Şaban Piriş - Kur'an-ı Kerim Türkçe Anlamı
9:117 Allah, Peygamberin, muhacirin, ensarın; sıkıntılı bir zamanda bir kısmının kalpleri kaymak üzere iken Peygambere uyan kimselerin tevbelerini kabul etti. Tevbelerini, onlara karşı şefkatli ve merhametli olduğu için kabul etmiştir.

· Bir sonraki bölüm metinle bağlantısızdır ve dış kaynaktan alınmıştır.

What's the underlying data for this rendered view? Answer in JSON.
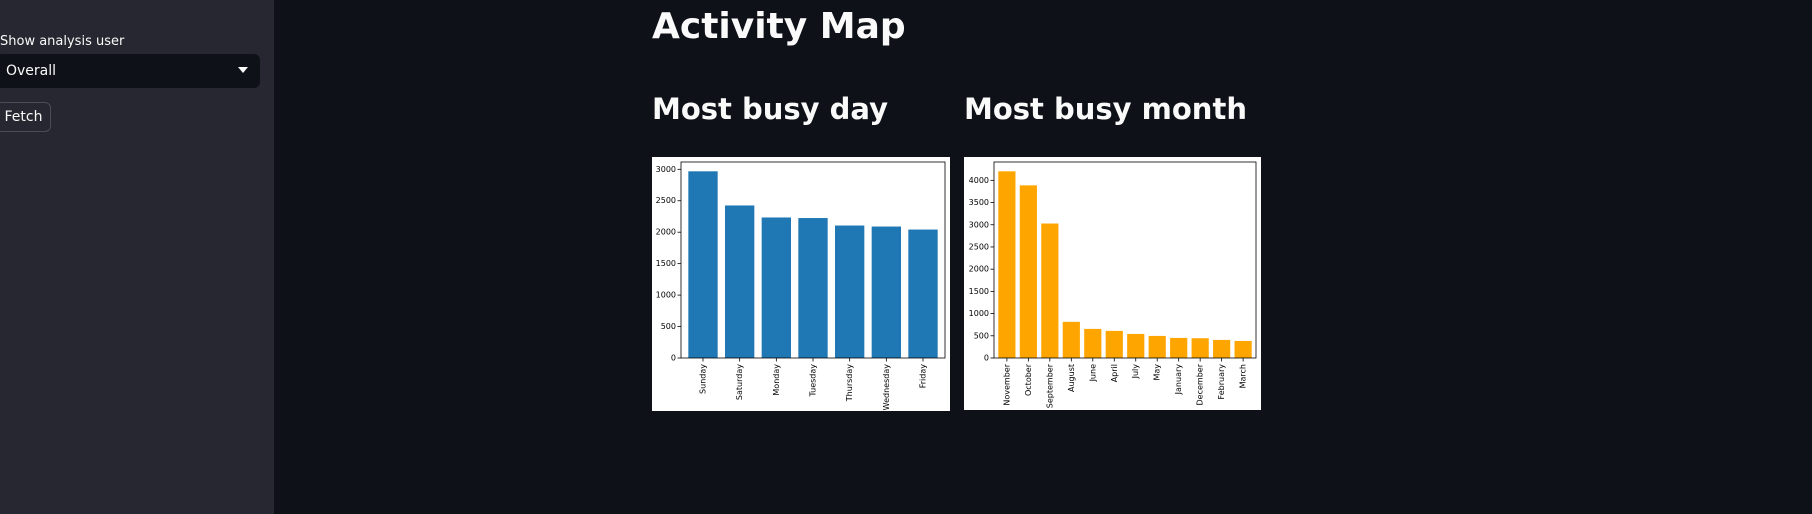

Suat Yıldırım - Kuran-ı Kerim ve Meali
9:117 Allah, Peygamberini savaşa katılmayanlara izin verdiğinden ötürü affettiği gibi, içlerinden bir kısmının kalpleri kaymaya yüz tutmuşken, o güçlük anında, Peygambere tabi olan Muhacirlerle Ensarı da tövbeye muvaffak buyurdu ve sonra onların bu tövbelerini kabul etti.Çünkü O, onlara karşı raufdur, rahimdir (pek şefkatli ve pek merhametlidir).
Ahmed Hulusi - Türkçe Kur'an Çözümü
9:117 Andolsun ki Allah, fazlını nasip etti... Hz. Rasullullah'a da, o güçlük saatinde O'na tabi olan muhacirler ile ensara da; içlerinden bir bölümünün kalpleri neredeyse kaymak üzere iken tövbeye (yanlışlarından dönmeye) muvaffak kıldı. Sonra onların tövbelerini kabul etti... O, onlarda Rauf'tur, Rahıym'dir.